Tokyo, Japan CNN  — 

Light bursts into the dark room through a horizontal slit and an intersecting vertical line.

In the simple pews behind the mesmerizing cross-shaped glow, scores of visitors snap pictures on their phones of the concrete installation.

They are inside a life-sized replica of the Church of the Light, the famous Osaka chapel by Japanese architect Tadao Ando, which perfectly demonstrates his signature manipulation of the relationship between concrete, space and light.

Inside, its solemnity is breathtaking. Carving a cruciform into a reinforced concrete wall evokes such a pure feeling of spirituality it seems ludicrous it hadn’t been done before 1989.

Church of the Light, Osaka

But that’s the beauty of an Ando design. “(My work) seems like something which anyone can make,” he tells CNN. “But (nobody) else can make it. It is my architecture.”

The National Art Center, Tokyo has erected the structure on its terrace for its huge retrospective of Ando life’s work that runs until December 18.

The Pulitzer Foundation for the Arts, in St Louis, United States -- a classic Tadao Ando building.

In English, the show is called “Endeavors,” but in Japanese, the name translates more accurately as “Challenge” – a title that speaks not only to Ando’s personal struggles but also to the inherent problem of exhibiting the work of an architect.

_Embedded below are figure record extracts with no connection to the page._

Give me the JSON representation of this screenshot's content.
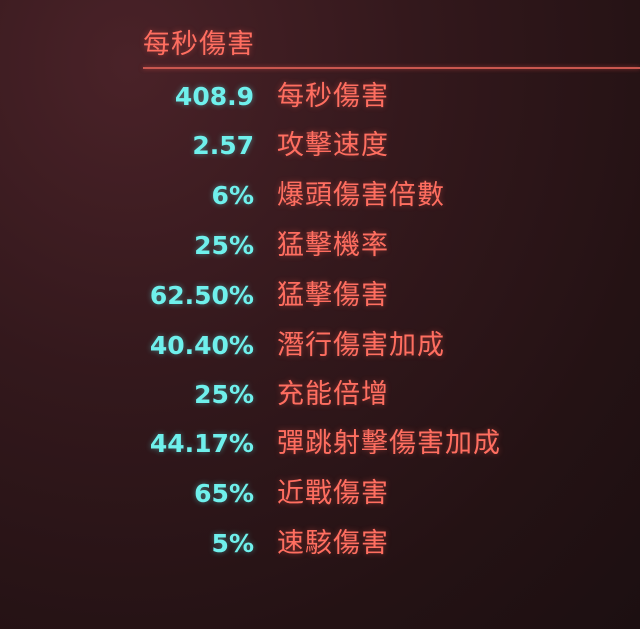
{
  "header": {
    "title": "每秒傷害"
  },
  "colors": {
    "value": "#6ff0ec",
    "label": "#ff6e60",
    "background": "#2a1418"
  },
  "stats": [
    {
      "value": "408.9",
      "label": "每秒傷害"
    },
    {
      "value": "2.57",
      "label": "攻擊速度"
    },
    {
      "value": "6%",
      "label": "爆頭傷害倍數"
    },
    {
      "value": "25%",
      "label": "猛擊機率"
    },
    {
      "value": "62.50%",
      "label": "猛擊傷害"
    },
    {
      "value": "40.40%",
      "label": "潛行傷害加成"
    },
    {
      "value": "25%",
      "label": "充能倍增"
    },
    {
      "value": "44.17%",
      "label": "彈跳射擊傷害加成"
    },
    {
      "value": "65%",
      "label": "近戰傷害"
    },
    {
      "value": "5%",
      "label": "速駭傷害"
    }
  ]
}
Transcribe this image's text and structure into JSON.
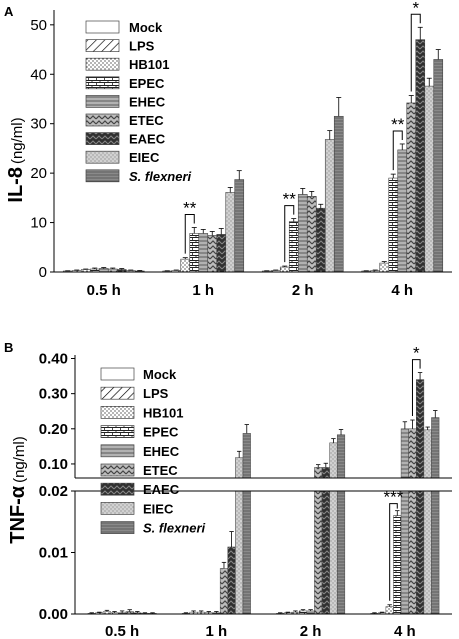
{
  "chart_data": [
    {
      "panel_label": "A",
      "type": "bar",
      "ylabel_main": "IL-8",
      "ylabel_unit": "(ng/ml)",
      "categories": [
        "0.5 h",
        "1 h",
        "2 h",
        "4 h"
      ],
      "yticks": [
        "0",
        "10",
        "20",
        "30",
        "40",
        "50"
      ],
      "ylim": [
        0,
        53
      ],
      "series": [
        {
          "name": "Mock",
          "pattern": "mock",
          "values": [
            0.2,
            0.2,
            0.2,
            0.2
          ],
          "errors": [
            0.05,
            0.05,
            0.05,
            0.05
          ]
        },
        {
          "name": "LPS",
          "pattern": "lps",
          "values": [
            0.3,
            0.3,
            0.3,
            0.3
          ],
          "errors": [
            0.1,
            0.1,
            0.1,
            0.1
          ]
        },
        {
          "name": "HB101",
          "pattern": "hb101",
          "values": [
            0.5,
            2.6,
            1.0,
            1.8
          ],
          "errors": [
            0.1,
            0.3,
            0.2,
            0.3
          ]
        },
        {
          "name": "EPEC",
          "pattern": "epec",
          "values": [
            0.6,
            7.8,
            10.2,
            19.0
          ],
          "errors": [
            0.2,
            1.2,
            0.6,
            0.8
          ]
        },
        {
          "name": "EHEC",
          "pattern": "ehec",
          "values": [
            0.7,
            7.8,
            15.7,
            24.7
          ],
          "errors": [
            0.2,
            0.8,
            1.2,
            1.2
          ]
        },
        {
          "name": "ETEC",
          "pattern": "etec",
          "values": [
            0.6,
            7.4,
            15.3,
            34.2
          ],
          "errors": [
            0.2,
            0.8,
            1.0,
            1.5
          ]
        },
        {
          "name": "EAEC",
          "pattern": "eaec",
          "values": [
            0.5,
            7.6,
            12.9,
            47.0
          ],
          "errors": [
            0.2,
            1.2,
            0.8,
            2.5
          ]
        },
        {
          "name": "EIEC",
          "pattern": "eiec",
          "values": [
            0.3,
            16.1,
            26.8,
            37.6
          ],
          "errors": [
            0.1,
            1.0,
            1.8,
            1.6
          ]
        },
        {
          "name": "S. flexneri",
          "pattern": "sflex",
          "values": [
            0.2,
            18.7,
            31.5,
            43.0
          ],
          "errors": [
            0.1,
            1.8,
            3.8,
            2.0
          ]
        }
      ],
      "significance": [
        {
          "category": "1 h",
          "from_series": 2,
          "to_series": 3,
          "label": "**"
        },
        {
          "category": "2 h",
          "from_series": 2,
          "to_series": 3,
          "label": "**"
        },
        {
          "category": "4 h",
          "from_series": 3,
          "to_series": 4,
          "label": "**"
        },
        {
          "category": "4 h",
          "from_series": 5,
          "to_series": 6,
          "label": "*"
        }
      ]
    },
    {
      "panel_label": "B",
      "type": "bar",
      "ylabel_main": "TNF-α",
      "ylabel_unit": "(ng/ml)",
      "categories": [
        "0.5 h",
        "1 h",
        "2 h",
        "4 h"
      ],
      "axis_break": true,
      "lower_range": [
        0,
        0.02
      ],
      "upper_range": [
        0.06,
        0.41
      ],
      "yticks_lower": [
        "0.00",
        "0.01",
        "0.02"
      ],
      "yticks_upper": [
        "0.10",
        "0.20",
        "0.30",
        "0.40"
      ],
      "series": [
        {
          "name": "Mock",
          "pattern": "mock",
          "values": [
            0.0001,
            0.0001,
            0.0001,
            0.0001
          ],
          "errors": [
            0.0001,
            0.0001,
            0.0001,
            0.0001
          ]
        },
        {
          "name": "LPS",
          "pattern": "lps",
          "values": [
            0.0002,
            0.0003,
            0.0002,
            0.0002
          ],
          "errors": [
            0.0001,
            0.0002,
            0.0001,
            0.0001
          ]
        },
        {
          "name": "HB101",
          "pattern": "hb101",
          "values": [
            0.0004,
            0.0003,
            0.0003,
            0.0012
          ],
          "errors": [
            0.0002,
            0.0002,
            0.0002,
            0.0003
          ]
        },
        {
          "name": "EPEC",
          "pattern": "epec",
          "values": [
            0.0002,
            0.0002,
            0.0005,
            0.016
          ],
          "errors": [
            0.0002,
            0.0002,
            0.0002,
            0.0008
          ]
        },
        {
          "name": "EHEC",
          "pattern": "ehec",
          "values": [
            0.0002,
            0.0002,
            0.0005,
            0.2
          ],
          "errors": [
            0.0003,
            0.0002,
            0.0002,
            0.02
          ]
        },
        {
          "name": "ETEC",
          "pattern": "etec",
          "values": [
            0.0004,
            0.0074,
            0.09,
            0.2
          ],
          "errors": [
            0.0003,
            0.001,
            0.008,
            0.025
          ]
        },
        {
          "name": "EAEC",
          "pattern": "eaec",
          "values": [
            0.0002,
            0.0109,
            0.09,
            0.34
          ],
          "errors": [
            0.0002,
            0.0025,
            0.012,
            0.02
          ]
        },
        {
          "name": "EIEC",
          "pattern": "eiec",
          "values": [
            0.0001,
            0.118,
            0.16,
            0.197
          ],
          "errors": [
            0.0001,
            0.018,
            0.012,
            0.008
          ]
        },
        {
          "name": "S. flexneri",
          "pattern": "sflex",
          "values": [
            0.0001,
            0.187,
            0.183,
            0.232
          ],
          "errors": [
            0.0001,
            0.025,
            0.015,
            0.02
          ]
        }
      ],
      "significance": [
        {
          "category": "4 h",
          "from_series": 5,
          "to_series": 6,
          "label": "*",
          "segment": "upper"
        },
        {
          "category": "4 h",
          "from_series": 2,
          "to_series": 3,
          "label": "***",
          "segment": "lower"
        }
      ]
    }
  ]
}
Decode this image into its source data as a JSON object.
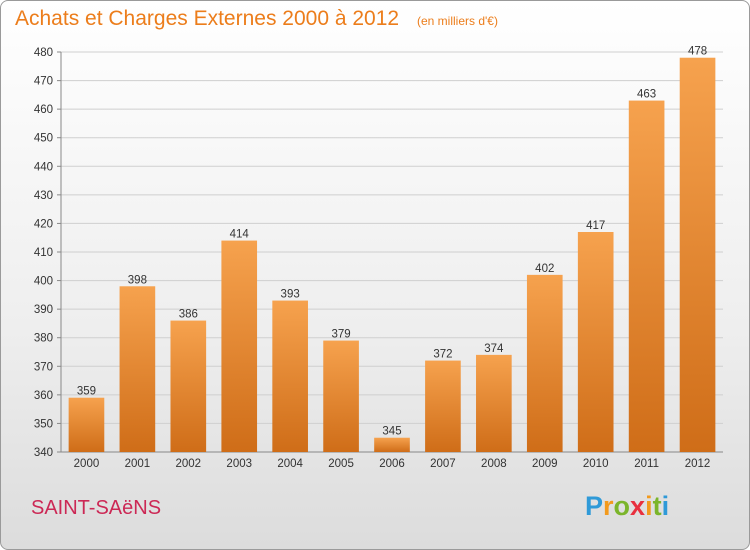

The installation is a powerful reply to that problem, but Ando says the real point of the exhibition is to inspire people to “go and see the real ones.”

Boxing clever

Ando is a household name in Japan, and his celebrity is expected to attract 150,000 visitors to the exhibition, many from beyond the architecture world.

Tadao Ando in 1999.

“Everybody can enjoy Ando’s work,” says Yayoi Motohashi, curator of “Endeavors.” “And his biography is really encouraging. He didn’t have enough money to get an education. He did everything himself.”

Ando’s unlikely rise from obscurity to design some of the world’s most iconic buildings for its richest people is something of an urban legend.

Tado Ando's Church on the Water.

The self-taught Japanese architect was born in 1941 the eldest of twin boys, who were separated in their infancy. Ando went to live with his grandmother, who nurtured in him a talent for craftsmanship.

His younger years had no trace of great promise: he worked briefly as a professional boxer and a lorry driver, before aged 24 boarding a Siberian train to Europe “to see the world.”